Jones, who usually operated dialed to eleven, hit the roof.
“I've been preparing for this race all year long,” Jones told Beyer. “I passed up races in California, where we’d be the 3/5 favorite in order to be here. I haven’t got the foggiest idea what the selection committee was thinking about. They’ve just given me a bunch of mumbo-jumbo. Maybe they didn’t see the Woodward.”
So the 1990 Classic transpired without one of the best horses in training. There were reforms made later in the selection process, prompted in part by Quiet American’s omission, and Jones did manage to enjoy a dish of retribution served cold, just seven days after the Breeders’ Cup.

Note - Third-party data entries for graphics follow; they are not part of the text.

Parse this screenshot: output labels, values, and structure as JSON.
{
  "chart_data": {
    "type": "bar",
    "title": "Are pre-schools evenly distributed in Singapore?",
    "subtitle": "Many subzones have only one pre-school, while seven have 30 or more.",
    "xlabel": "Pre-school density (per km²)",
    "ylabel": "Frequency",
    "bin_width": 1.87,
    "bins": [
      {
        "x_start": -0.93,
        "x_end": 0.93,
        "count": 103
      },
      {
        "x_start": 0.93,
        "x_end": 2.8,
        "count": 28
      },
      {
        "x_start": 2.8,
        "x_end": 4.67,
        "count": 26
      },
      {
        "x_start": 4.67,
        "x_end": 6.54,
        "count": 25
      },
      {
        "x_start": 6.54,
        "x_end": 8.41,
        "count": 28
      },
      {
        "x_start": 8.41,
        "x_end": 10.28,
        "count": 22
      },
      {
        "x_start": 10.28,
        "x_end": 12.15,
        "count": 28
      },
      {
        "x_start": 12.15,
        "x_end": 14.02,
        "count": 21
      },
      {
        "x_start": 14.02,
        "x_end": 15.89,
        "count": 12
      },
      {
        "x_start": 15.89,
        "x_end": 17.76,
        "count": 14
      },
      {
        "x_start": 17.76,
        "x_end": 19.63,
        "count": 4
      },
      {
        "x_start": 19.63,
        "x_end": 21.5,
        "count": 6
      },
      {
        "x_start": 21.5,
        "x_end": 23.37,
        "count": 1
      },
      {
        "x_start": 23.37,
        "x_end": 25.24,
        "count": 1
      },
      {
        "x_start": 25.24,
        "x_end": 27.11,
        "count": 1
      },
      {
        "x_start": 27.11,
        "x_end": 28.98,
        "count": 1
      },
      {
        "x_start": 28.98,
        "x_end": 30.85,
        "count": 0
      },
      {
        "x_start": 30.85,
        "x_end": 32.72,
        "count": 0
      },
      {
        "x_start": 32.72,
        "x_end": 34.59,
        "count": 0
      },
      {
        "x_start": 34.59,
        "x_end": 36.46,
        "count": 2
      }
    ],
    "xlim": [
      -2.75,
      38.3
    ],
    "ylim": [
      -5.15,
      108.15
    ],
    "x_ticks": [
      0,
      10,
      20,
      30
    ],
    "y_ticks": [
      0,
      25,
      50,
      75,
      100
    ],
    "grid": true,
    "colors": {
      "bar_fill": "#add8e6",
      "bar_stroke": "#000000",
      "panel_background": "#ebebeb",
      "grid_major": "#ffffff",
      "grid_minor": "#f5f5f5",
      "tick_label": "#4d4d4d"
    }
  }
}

With Chris McCarron needed for little more than ballast, Quiet American reduced the 8 furlongs of the G1 New York Racing Association Mile at Aqueduct to 1:32 4/5 (see video above), eased at the wire nearly five lengths clear and just two ticks off the track record held by Easy Goer.
With the Breeders’ Cup wound still fresh, Jones had every right to take one last swipe at the selection process. Instead, he opted for diplomacy.
“I could blast everyone now and make a stink, but it’s over with, nothing more can be said about it,” Jones said. “I just hope it doesn’t happen to anyone again. I think the Breeders’ Cup is the best thing in the world, which is why I’m sorry I wasn’t in it.”